Sarah Mohamed, a fourth-year Health Studies, Psychology, and City Studies student, is running for Vice-President Campus Life under the Shine Bright UTSC slate.

Mohamed said that she has wanted to fill the role ever since her first year at UTSC, and now that the position is elected, “there’s nothing going to stop me from running.”

As part of her portfolio, Mohamed wants to hire two orientation co-coordinators this year, rather than one senior and one junior leader. 

“I want to hire two co-coordinators that do the work equally and actually manage the team together rather than one doing everything, the next person just being their assistant,” Mohamed said, recalling her experience as a junior coordinator, when she felt that there wasn’t much to the role.

Mohamed is also campaigning on moving some parts of orientation to inside the new Exam Centre, so that attendees won’t tire from being under the sun.

She also wants to improve food options during orientation. “I want to make sure that food is better this year,” she said. “I’m going to try to make sure that the places that we reach out to are places that students actually want to pick from.” For example, instead of having pizza for all three days, she would try to find variety by asking students for their preferences via Google Form.

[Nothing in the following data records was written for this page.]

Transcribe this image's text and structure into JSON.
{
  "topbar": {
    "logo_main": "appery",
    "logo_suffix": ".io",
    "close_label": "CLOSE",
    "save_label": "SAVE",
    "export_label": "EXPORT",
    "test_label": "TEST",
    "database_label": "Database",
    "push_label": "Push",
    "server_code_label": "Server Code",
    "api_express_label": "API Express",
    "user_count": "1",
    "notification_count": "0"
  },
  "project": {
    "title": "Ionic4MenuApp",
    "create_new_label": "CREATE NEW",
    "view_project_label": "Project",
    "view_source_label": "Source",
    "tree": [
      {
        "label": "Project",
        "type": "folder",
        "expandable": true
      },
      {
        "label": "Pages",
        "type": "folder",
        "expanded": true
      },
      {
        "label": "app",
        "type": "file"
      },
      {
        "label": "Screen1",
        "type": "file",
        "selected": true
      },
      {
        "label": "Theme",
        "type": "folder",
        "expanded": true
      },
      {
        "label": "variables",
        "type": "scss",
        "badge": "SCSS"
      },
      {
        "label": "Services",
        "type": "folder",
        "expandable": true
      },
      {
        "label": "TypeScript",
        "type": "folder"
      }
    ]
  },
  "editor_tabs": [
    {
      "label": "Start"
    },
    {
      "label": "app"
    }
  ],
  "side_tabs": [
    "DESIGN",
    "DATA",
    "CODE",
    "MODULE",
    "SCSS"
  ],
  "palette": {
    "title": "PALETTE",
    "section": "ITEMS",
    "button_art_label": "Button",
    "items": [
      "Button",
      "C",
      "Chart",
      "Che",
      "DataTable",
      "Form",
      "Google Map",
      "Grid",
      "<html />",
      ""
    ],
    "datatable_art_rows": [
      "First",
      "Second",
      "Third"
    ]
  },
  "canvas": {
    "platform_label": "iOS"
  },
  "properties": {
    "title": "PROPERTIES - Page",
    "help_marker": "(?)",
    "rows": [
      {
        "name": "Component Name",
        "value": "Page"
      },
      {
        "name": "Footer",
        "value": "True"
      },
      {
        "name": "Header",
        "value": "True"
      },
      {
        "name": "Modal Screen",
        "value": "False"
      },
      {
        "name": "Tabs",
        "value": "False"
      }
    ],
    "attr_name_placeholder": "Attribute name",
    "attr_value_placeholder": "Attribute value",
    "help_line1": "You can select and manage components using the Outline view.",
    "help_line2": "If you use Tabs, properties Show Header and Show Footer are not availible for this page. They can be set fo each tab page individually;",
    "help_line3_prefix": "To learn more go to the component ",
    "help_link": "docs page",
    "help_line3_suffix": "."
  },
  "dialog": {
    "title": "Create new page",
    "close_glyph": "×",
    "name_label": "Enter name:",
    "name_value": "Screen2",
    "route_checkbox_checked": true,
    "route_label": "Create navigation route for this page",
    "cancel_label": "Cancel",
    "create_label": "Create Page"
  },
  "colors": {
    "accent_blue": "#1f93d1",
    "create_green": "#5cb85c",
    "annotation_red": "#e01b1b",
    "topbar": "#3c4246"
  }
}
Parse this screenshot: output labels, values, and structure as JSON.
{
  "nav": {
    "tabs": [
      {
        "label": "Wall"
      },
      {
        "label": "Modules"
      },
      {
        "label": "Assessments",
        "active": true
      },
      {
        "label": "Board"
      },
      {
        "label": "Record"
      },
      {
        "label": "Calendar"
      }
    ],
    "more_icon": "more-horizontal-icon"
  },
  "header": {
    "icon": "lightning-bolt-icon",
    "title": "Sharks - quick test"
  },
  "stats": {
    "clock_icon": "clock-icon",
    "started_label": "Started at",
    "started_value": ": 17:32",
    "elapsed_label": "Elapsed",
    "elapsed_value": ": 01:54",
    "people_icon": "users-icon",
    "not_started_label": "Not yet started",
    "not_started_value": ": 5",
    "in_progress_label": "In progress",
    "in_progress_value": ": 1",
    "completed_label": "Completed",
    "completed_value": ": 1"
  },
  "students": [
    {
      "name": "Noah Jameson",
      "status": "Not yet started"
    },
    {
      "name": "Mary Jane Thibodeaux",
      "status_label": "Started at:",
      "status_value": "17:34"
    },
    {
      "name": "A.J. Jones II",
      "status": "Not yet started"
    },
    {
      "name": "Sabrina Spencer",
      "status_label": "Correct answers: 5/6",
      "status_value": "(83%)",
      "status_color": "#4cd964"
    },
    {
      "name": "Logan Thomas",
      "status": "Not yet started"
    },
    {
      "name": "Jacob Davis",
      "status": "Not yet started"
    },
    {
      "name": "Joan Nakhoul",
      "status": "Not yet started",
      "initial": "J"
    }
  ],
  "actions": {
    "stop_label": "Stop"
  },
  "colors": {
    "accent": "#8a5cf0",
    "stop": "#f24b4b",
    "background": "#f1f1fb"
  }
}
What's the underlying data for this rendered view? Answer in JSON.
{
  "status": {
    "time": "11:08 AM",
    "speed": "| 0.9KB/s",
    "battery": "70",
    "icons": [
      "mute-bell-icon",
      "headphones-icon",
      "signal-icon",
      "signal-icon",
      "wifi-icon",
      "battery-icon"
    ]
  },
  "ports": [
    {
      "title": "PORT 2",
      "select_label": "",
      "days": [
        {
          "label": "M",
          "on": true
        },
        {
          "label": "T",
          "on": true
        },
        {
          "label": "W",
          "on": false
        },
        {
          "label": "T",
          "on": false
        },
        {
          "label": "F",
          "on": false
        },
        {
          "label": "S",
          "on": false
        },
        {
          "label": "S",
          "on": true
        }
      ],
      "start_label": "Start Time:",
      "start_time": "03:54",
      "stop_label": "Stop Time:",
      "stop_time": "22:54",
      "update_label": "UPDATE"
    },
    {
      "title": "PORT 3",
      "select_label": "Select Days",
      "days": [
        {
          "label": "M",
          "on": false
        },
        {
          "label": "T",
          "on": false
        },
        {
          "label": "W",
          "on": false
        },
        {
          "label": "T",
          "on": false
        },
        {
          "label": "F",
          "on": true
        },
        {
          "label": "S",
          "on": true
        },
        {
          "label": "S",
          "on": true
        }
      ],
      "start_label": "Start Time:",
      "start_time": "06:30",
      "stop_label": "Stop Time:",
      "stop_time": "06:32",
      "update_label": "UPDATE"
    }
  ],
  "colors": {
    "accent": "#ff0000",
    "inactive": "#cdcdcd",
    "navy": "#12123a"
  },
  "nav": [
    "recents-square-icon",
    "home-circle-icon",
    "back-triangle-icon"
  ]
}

On the SCSU’s current clubs funding model, Mohamed said that there was a lot of confusion from students. “I had trouble understanding how [the] SCSU’s funding worked for clubs because they didn’t really have an individual who is relaying that information,” she said. “Yes, they have [the Vice-President] Campus Life who is responsible for funding and everything, but there wasn’t really any workshops.” She said that she would create a tip sheet on how clubs can get funding and potentially reach out to first-year students to explain the process.